“I was introduced to the stage play Mouthpiece by my eldest daughter who was working as an intern at Toronto’s Nightwood Theatre. As Jodie Foster and Alexandra Hedison said when I got them tickets: Mouthpiece touches on every part of the female experience from birth to death using dance, music, and wicked humour with just a bathtub for scenery. The result is a new kind of feminist language which ignites pure, intravenous emotion. It’s impossible to describe and truly unforgettable.
Amy, Norah and I did a lot of talking. The thing I brought to it was to add the mother character. We just riffed and told stories and wrote them out. They didn’t know the format of screenplays, like Final Draft, so I would write it, then after a session I would polish it up and then share it. It was like a writers room. I always wondered if I would enjoy a writers room, but I loved it. Their senses of humour are so close to mine and their B.S. detector is similar to mine. I thought what was needed in the film was a bit more of a narrative drive so, I thought, ‘What is the question that remains unanswered?’”
“Zazu is intensely committed. Colour choice is almost a moral decision for her. She is inventive, original and devoted. Resourceful. Her sets never looked designed, they look like we shot in someone’s house. This is the one [Zazu] who will add that extra, extra.
Lara cut the first credit sequence completely differently than I had imagined it and I LOVED it. So fresh and surprising. She was always willing to try another version. The most important skill an editor can have is a sense of how real people behave. Authentic psychology. This translates into believable rhythms and great judgment of performance. A big brain for handling multiple versions in her mind, she has a brilliant sense of humour and great work ethic. And technologically up to the minute.”
The magic of working with a large female crew
“This is the first time I had a predominately female crew. I think we all felt excited to be on a team of women we all respected so deeply. It was like there was no translation necessary.
It was about women from Toronto, so I thought it made sense to have it be made by women in Toronto. Less guesswork, more authenticity. I’ve been fortunate enough to work with many beautiful men and don’t expect i’ll stop doing that. But there was a special camaraderie on this one that was so easy and fun.”

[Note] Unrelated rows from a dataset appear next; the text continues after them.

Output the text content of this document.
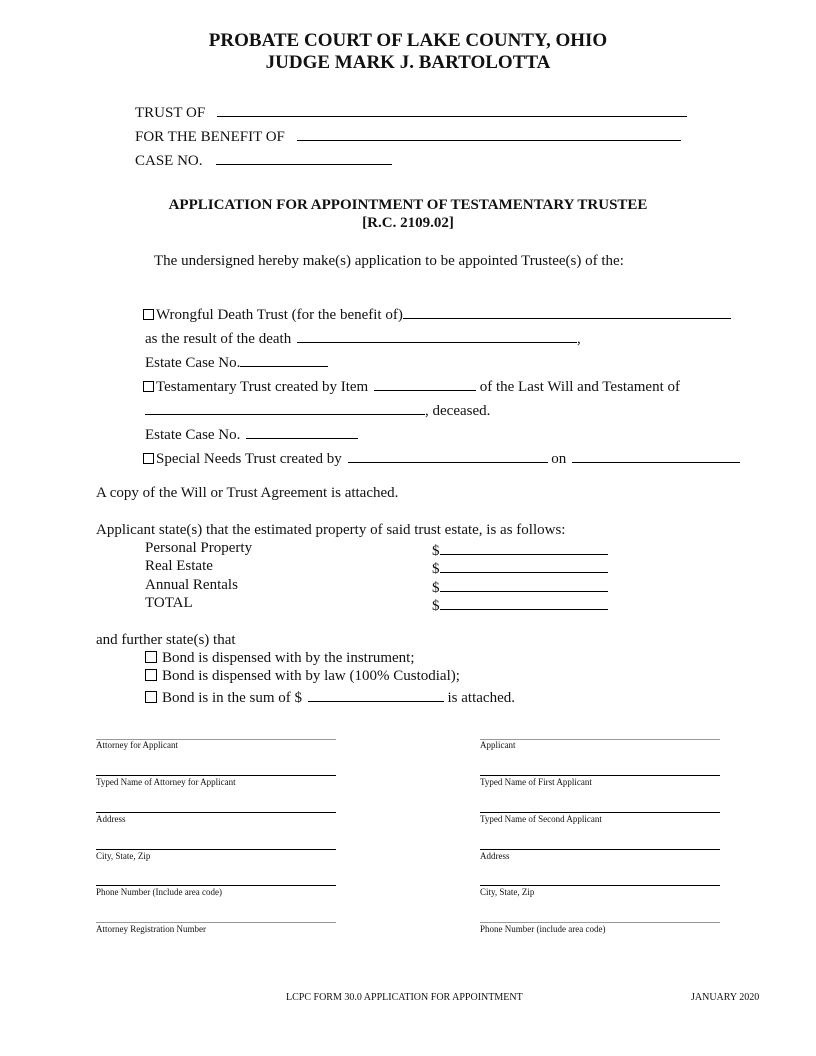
PROBATE COURT OF LAKE COUNTY, OHIO
JUDGE MARK J. BARTOLOTTA
TRUST OF
FOR THE BENEFIT OF
CASE NO.
APPLICATION FOR APPOINTMENT OF TESTAMENTARY TRUSTEE
[R.C. 2109.02]
The undersigned hereby make(s) application to be appointed Trustee(s) of the:
Wrongful Death Trust (for the benefit of)
as the result of the death	,
Estate Case No.
Testamentary Trust created by Item	of the Last Will and Testament of
, deceased.
Estate Case No.
Special Needs Trust created by	on
A copy of the Will or Trust Agreement is attached.
Applicant state(s) that the estimated property of said trust estate, is as follows:
Personal Property	$
Real Estate	$
Annual Rentals	$
TOTAL	$
and further state(s) that
Bond is dispensed with by the instrument;
Bond is dispensed with by law (100% Custodial);
Bond is in the sum of $	is attached.
Attorney for Applicant
Typed Name of Attorney for Applicant
Address
City, State, Zip
Phone Number (Include area code)
Attorney Registration Number
Applicant
Typed Name of First Applicant
Typed Name of Second Applicant
Address
City, State, Zip
Phone Number (include area code)
LCPC FORM 30.0 APPLICATION FOR APPOINTMENT	JANUARY 2020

On being a female filmmaker now vs 30 years ago
“I was the exception to the rule then. Now the rule is changing. Though we have a long way to go. I think my ambition meant I played the charm card more than necessary and minimized by femaleness and also my gayness so I could hang with the boys. I love male energy though. Most of my buddies are guys. But I’m now more comfortable at calling their entitlement. Machismo is mercifully a little more muted in Canada than in the US so that helped. I always just felt I had as much right to tell a story as any man. I also believed like to make things fun and am conflict averse so that made it all easier. A big difference is the attitude towards me when I walk into meetings in LA. They WANT to like me. They WANT me to be good. Before I think there was suspicion from the get go.”
On creating art in Canada
“I love living and working in Canada. I love the spirit of this place. The gentle intelligence. The crews are as good as anywhere I’ve shot: England, Ireland, US, And it was a beautiful place to raise my children.
In the future, I will follow the story. Looks like the next one may be set in Europe. I wait for a coup de foudre and that’s what I do next. I have no strategy. No long term plan except stay alive and in love with this thrilling art form.”